Boyd is survived by his wife of 51 years, the former Betsy Lee of Asheville, N.C.; a sister, Shirley Boyd Page, Kingsport; nephews, Dan Page and wife, Christy of Kingsport, Dr. David Page and wife, Lisa of Knoxville; a brother-in-law, Howard Hensley, Kingsport; nieces Laura Hensley and husband, Brent Brazier of Moorpark, Calif., Alice Hensley Pope, Michelle Boyd Cline and husband Michael of Kingsport; a sister-in-law, Harrold Lee Vaughn of Charlotte, N.C.; nephews, Vernon Vaughn and wife, Mary of Gastonia, N.C., Lee Vaughn and wife, Carla of Bristol, Tenn., and Steven Vaughn and wife, Caroline of Charlotte, N.C.; eleven great-nieces and great-nephews.

There will be a graveside service Thursday at 1:30 p.m. at Oak Hill Memorial Park with a memorial service to follow at 2 p.m. at First Presbyterian Church. The Rev. Dr. David A. Cagle and the Rev. Craig Foster will officiate. The family will receive friends following the memorial service at the church.

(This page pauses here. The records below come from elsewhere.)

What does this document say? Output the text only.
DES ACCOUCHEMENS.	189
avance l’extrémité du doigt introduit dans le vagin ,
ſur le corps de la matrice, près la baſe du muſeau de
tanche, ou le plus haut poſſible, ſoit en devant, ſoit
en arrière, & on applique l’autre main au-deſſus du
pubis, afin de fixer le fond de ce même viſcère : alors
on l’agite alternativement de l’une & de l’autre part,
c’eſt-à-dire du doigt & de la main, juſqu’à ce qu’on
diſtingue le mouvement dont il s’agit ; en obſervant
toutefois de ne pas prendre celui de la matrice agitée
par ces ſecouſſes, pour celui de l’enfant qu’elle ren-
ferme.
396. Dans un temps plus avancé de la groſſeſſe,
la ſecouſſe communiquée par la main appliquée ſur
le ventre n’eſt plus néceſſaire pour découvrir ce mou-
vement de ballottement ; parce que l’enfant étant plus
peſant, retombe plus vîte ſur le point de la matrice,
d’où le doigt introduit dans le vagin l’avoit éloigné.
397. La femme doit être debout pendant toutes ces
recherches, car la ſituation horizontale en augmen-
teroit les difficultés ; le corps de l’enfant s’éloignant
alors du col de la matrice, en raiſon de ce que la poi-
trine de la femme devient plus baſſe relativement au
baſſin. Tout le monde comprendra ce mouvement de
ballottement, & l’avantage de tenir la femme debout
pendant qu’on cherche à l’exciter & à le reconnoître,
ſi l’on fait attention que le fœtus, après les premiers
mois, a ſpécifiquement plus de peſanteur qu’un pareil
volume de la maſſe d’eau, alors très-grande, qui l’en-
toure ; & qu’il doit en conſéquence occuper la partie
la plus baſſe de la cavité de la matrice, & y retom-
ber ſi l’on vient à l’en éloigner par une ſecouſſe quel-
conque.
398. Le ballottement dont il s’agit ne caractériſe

Memorial contributions may be made to Dobyns-Bennett High School Lon Boyd Scholarship Fund, Activities Office, 1800 Legion Drive, Kingsport, TN 37664; or UDT-Seal, Naval Special Warfare Foundation Building Fund in the name of Lon Boyd, P. O. Box 5965, Virginia Beach, VA 23471; or First Presbyterian Church, Music Ministry, 100 West Church Circle, Kingsport, TN 37660.